それでも俺には、お前が「触れないで」と。
言っているようにしか見えないのだから。



「あ」
突然伊作が声を出したものだから、俺の体はびくりと跳ねた。
それから、どうしたんだと伊作の方に目をやる。
「ん、ちょっとね、切っただけ」
そう言って困ったように笑う伊作の、細く白い指に映える赤が、目に入った。
「おいおい、大丈夫か」
「そんなに痛く無いよ」
伊作の指が白いからか、ひどく鮮明に赤い色が目に映るが、本人は大した事は無いよと俺に言う。
それでも、どくどくと止まる様子の無い血に、俺は眉を寄せた。
「本当に大丈夫か」
「君は心配性だよね、ほんと」
言ってまた、伊作は眉を下げて苦笑した。

「俺が手当てしてやろうか」
保健委員で無くとも、この学園に六年もいるのだ。自分もよく怪我をするせいもあってか、そこそこの応急措置なら出来るはず。
それでも自分で自分の手当ては手こずるというか。やはり難しいから、何時もは伊作にやって貰っている。
それを考えると、いくら伊作でも自分の手当ては難しいだろう、と思って、そう提案したのだが。
「いいって。

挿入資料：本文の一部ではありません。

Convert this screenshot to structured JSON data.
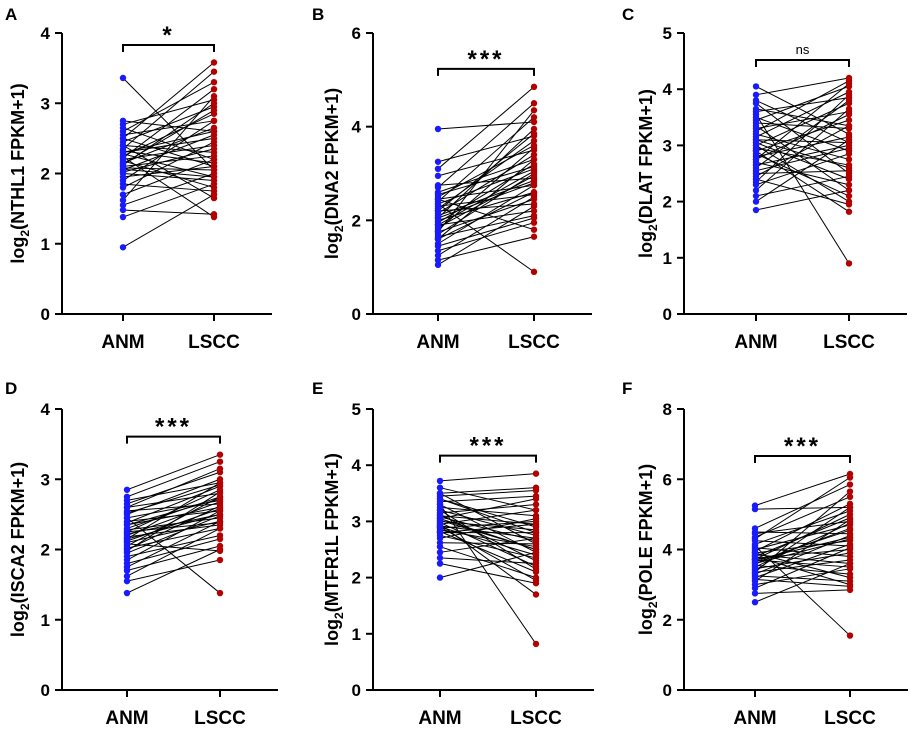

自分でやるから」
俺の申し出に、怪我をしていない方の手で、断りを入れる。ありがと、と呟きながら。
そうして、自分でその怪我に消毒をし始めた伊作を、俺はただ黙って見つめた。

そんなに拒否する事でもないと思うがな。
ぼんやり、伊作の治療している姿を見ながら考える。
宿題やら、雑用やら、なんてことない用事なら伊作から頼ってくるほどなのに。治療だけは、毎回どんなに怪我がひどかろうと、自分でやる。

なぁんか、触るなって言われてるみてえなんだよな。
伊作にそんな意図は無いとしても、だ。